"Well, when I started working with her, I mean, it was really an easy match because it was like playing dress up," Stewart told TODAY ahead of the 2020 Video Music Awards on Sunday night. "We had a great time. She's really easy to work with because she really loves clothes. She knows her body. and that's part of her look."
Stewart, who started her career in fashion by working in the garment industry, designed for the pop star from approximately 1984 to 1992 before later working more heavily in the film industry.
"She'll give you the time that you need for fittings," Stewart said of their working relationship. "So the most important thing for a costume designer is to have someone that participates and really wants to be there. And now many years later, we can look back and know that she understood the power of her look. So she gave it 100 percent or 1,000 percent of her attention."
Stewart ended up winning awards for the costumes she created in Madonna's video for "Material Girl," which was inspired by Marilyn Monroe's pink gown during her performance of “Diamonds Are a Girl’s Best Friend” in the 1953 film “Gentlemen Prefer Blondes.” But Stewart also designed another key look in the history of Madonna's wardrobe: her costume for the 1990 VMAs performance of "Vogue."
"We know historically that the French were the biggest posers and it's the whole idea of voguing and posing," Stewart explained of her inspiration for the costume. "So it was the perfect transition. I suggested for this kind of French court situation with Marie Antoinette. It's really one of the origins, right? All they did was, 'Strike a pose.'"
When asked if it was her idea, she said it was, before adding, "I think one always has to say it's a collaboration. I would never say anything was completely mine. Every time you work with an artist, you work on something together."
"It's a team effort, You can't do anything by yourself"
"I think that she was in a super creative space at that time. That was really the origin story, if you will, and creating really special things ourselves. She didn't want designer works that she was an advertisement for. It was about her being an original."
Considering that some of her designs, including Madonna's black slip dress in "Like a Prayer," were deemed controversial at the time, Stewart explained she never gave the blowback much credence.
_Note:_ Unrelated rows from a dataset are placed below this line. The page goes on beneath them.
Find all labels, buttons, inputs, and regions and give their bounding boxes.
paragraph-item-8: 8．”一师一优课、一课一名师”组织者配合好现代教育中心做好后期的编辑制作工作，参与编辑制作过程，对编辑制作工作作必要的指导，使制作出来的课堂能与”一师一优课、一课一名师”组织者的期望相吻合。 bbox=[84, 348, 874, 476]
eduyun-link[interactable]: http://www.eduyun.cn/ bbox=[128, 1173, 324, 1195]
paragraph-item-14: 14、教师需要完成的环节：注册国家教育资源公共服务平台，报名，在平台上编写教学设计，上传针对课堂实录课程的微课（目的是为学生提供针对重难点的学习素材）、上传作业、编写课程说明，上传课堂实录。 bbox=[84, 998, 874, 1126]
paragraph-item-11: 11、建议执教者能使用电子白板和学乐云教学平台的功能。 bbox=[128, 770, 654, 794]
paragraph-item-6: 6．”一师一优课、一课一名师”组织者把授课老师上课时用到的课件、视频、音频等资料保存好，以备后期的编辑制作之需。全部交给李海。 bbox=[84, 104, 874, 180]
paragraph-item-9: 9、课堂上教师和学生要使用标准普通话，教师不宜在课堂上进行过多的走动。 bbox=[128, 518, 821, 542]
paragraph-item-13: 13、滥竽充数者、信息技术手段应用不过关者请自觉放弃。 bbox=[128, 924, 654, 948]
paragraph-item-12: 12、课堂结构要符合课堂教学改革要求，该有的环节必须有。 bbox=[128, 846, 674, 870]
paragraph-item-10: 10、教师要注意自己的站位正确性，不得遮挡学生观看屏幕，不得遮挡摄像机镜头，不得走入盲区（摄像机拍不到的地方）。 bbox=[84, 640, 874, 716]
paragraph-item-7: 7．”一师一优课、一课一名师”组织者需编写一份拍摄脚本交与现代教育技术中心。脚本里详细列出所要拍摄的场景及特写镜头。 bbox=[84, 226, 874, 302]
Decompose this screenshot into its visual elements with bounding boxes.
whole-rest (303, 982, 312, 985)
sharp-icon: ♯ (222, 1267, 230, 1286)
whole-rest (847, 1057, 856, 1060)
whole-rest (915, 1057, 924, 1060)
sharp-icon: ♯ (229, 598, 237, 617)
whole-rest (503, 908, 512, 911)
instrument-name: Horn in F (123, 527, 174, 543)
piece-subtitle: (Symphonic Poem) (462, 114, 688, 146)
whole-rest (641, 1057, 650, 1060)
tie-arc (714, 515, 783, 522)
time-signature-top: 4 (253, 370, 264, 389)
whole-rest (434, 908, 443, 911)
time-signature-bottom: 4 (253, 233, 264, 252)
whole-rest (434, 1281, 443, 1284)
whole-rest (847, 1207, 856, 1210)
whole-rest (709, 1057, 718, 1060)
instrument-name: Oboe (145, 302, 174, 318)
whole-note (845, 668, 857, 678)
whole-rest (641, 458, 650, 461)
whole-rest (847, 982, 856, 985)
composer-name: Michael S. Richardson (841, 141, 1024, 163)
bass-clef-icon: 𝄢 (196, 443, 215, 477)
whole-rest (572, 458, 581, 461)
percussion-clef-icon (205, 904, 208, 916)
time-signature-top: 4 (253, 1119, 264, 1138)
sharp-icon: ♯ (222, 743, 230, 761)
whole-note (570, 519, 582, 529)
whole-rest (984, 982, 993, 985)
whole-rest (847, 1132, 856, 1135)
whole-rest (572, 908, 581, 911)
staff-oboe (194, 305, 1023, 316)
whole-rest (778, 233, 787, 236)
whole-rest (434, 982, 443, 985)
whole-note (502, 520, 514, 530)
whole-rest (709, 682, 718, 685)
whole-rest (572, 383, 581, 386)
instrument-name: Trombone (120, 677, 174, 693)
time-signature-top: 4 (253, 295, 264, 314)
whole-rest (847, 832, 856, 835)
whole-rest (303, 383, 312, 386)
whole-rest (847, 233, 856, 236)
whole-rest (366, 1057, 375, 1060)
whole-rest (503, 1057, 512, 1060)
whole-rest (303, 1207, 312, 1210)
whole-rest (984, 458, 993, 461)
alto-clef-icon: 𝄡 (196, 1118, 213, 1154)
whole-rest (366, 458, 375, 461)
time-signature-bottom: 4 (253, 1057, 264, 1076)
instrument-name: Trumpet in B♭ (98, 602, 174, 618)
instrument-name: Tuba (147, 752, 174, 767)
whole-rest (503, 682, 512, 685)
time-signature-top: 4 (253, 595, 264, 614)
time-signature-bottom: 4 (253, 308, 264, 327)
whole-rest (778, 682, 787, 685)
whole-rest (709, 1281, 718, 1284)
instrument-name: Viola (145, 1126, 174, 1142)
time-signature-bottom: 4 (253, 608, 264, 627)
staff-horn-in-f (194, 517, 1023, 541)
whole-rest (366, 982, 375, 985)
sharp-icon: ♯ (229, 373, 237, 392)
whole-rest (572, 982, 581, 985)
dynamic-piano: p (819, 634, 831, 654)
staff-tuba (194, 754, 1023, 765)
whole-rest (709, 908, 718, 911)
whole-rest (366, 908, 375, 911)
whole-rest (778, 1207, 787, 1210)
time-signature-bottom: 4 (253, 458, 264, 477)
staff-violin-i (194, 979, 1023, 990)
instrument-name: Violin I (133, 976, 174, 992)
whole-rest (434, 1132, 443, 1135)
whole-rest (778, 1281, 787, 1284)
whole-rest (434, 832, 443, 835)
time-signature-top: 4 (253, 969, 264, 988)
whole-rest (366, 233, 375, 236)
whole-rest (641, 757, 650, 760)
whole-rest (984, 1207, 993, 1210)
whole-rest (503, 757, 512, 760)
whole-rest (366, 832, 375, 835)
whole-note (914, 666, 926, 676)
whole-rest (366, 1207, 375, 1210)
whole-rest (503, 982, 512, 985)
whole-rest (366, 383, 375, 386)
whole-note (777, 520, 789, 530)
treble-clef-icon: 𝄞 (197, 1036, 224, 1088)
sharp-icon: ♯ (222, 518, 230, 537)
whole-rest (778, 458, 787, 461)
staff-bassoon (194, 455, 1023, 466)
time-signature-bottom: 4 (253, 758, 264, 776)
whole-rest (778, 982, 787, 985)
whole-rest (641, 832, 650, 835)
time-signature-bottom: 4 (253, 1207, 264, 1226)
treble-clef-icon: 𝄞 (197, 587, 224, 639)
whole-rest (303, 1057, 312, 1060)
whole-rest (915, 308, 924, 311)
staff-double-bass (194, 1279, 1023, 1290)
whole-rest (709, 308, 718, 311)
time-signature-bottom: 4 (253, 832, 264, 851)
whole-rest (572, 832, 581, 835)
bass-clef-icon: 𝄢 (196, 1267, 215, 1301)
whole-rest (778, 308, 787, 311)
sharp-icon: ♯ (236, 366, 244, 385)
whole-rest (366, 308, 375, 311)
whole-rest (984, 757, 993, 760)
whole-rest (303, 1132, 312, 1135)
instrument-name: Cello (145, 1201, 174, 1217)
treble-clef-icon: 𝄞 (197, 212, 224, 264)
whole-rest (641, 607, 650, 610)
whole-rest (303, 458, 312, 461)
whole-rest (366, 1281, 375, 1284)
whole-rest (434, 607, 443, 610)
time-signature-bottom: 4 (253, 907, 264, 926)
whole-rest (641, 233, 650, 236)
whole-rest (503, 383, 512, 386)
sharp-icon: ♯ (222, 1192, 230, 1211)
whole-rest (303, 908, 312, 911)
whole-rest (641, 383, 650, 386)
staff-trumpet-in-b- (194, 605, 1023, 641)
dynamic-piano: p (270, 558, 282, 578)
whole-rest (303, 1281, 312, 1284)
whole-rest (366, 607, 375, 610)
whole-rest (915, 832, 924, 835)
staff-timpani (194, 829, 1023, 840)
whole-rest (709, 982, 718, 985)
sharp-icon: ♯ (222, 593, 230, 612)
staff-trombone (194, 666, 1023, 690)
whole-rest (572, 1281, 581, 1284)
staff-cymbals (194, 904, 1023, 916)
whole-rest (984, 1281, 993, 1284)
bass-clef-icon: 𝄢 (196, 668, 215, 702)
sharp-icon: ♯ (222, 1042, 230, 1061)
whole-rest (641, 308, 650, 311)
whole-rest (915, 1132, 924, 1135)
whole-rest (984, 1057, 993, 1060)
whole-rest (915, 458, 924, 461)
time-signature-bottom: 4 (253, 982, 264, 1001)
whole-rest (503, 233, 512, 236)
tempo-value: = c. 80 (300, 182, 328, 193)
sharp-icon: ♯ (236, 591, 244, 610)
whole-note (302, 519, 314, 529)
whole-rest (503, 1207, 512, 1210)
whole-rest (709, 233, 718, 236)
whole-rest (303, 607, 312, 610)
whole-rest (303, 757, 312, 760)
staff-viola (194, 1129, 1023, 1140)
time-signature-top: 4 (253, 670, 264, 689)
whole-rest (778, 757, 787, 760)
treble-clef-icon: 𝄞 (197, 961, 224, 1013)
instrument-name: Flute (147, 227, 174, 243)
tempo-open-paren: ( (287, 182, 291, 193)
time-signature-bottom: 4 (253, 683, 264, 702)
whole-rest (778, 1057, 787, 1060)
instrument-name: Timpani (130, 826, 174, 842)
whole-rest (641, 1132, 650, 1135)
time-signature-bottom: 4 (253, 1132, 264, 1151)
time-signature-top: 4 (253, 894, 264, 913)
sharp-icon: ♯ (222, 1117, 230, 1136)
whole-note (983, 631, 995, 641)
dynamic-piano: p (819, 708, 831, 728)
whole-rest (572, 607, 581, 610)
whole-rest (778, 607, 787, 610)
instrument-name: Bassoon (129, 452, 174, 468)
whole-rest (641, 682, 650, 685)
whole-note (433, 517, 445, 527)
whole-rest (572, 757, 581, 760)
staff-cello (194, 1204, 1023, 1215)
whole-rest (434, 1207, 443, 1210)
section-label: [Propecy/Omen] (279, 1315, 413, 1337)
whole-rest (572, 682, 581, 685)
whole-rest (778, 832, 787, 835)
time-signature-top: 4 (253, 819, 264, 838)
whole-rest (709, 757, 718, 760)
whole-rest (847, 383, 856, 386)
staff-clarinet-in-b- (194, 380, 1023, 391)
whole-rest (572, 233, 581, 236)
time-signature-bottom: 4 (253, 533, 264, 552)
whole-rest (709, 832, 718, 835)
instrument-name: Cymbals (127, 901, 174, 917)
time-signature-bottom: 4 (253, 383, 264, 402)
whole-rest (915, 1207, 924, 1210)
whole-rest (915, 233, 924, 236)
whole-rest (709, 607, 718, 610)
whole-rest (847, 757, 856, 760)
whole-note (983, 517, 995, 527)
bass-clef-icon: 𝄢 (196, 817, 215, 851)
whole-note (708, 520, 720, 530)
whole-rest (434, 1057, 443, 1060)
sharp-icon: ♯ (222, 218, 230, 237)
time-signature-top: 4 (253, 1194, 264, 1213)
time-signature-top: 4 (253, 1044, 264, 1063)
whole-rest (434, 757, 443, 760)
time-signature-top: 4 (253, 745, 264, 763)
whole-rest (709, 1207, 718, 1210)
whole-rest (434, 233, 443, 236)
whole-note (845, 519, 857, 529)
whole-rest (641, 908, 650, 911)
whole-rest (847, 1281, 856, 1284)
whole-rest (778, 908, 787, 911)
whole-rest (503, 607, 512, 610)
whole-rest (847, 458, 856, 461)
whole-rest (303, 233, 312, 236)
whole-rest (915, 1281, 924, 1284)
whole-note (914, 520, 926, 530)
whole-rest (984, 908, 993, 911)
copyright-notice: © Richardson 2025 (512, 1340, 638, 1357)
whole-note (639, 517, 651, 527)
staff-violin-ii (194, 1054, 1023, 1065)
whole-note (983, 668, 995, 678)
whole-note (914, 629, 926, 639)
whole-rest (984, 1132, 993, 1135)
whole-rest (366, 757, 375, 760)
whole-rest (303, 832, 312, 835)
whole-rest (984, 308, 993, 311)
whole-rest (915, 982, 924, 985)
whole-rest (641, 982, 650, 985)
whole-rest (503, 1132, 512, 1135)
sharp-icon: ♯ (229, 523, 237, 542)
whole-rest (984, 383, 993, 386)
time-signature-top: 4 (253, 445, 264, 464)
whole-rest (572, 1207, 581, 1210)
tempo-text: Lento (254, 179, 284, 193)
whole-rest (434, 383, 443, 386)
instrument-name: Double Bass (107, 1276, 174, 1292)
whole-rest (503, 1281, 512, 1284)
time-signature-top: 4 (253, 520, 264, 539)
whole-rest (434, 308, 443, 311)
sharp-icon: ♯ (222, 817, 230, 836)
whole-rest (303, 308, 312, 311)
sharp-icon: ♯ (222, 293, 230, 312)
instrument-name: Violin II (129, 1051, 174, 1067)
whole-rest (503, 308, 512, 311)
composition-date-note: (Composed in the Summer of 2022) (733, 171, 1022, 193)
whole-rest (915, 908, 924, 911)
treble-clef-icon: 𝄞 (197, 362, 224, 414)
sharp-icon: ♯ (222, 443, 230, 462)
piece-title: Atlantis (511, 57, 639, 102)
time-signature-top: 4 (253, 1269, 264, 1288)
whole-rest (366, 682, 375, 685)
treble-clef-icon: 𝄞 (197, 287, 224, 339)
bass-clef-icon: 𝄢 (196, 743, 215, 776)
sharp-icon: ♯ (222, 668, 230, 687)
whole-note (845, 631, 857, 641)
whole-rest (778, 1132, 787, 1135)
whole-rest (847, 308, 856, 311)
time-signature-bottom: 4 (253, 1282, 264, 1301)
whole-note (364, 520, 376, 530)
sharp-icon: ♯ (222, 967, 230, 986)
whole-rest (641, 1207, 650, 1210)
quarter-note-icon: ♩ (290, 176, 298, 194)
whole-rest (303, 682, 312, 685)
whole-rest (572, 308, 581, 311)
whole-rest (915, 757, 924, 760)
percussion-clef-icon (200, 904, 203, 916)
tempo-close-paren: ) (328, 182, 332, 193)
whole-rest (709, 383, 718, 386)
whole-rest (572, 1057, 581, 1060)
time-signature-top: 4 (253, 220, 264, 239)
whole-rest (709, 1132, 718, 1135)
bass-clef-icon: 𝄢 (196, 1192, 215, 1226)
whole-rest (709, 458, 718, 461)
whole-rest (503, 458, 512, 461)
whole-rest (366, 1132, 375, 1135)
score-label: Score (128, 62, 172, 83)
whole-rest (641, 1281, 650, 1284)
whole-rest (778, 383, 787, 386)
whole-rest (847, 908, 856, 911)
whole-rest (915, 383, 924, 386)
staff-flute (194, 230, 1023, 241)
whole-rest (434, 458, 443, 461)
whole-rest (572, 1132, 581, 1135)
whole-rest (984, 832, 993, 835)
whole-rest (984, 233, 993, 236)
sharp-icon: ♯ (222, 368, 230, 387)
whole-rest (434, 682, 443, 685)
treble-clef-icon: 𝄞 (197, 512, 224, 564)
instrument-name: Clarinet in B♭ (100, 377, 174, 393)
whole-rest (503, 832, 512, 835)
"I didn't take it super seriously. For some people, it was very jarring and jolting and provocative, but I kind of have a neutral feeling about it because some people maybe that were very religious, took it to heart and were insulted."
"I saw it as entertainment. You can say that she's making a political statement or that creating controversy is the thing that Madonna does, but she always just changed it up. She pushed the boundaries like any artist would do."
Stewart looks back and acknowledges that it was a great time to be working in music videos, because music videos really dictated so much of culture.
"It was a time when videos, even though it was the beginning, it was also sort of the peak time for MTV those few years," she said. "We really created trends all around the world and it really was the beginning of a movement. So it was an incredible opportunity to be there at that time and have those experiences."
"MTV was made for Madonna and Madonna was made for MTV."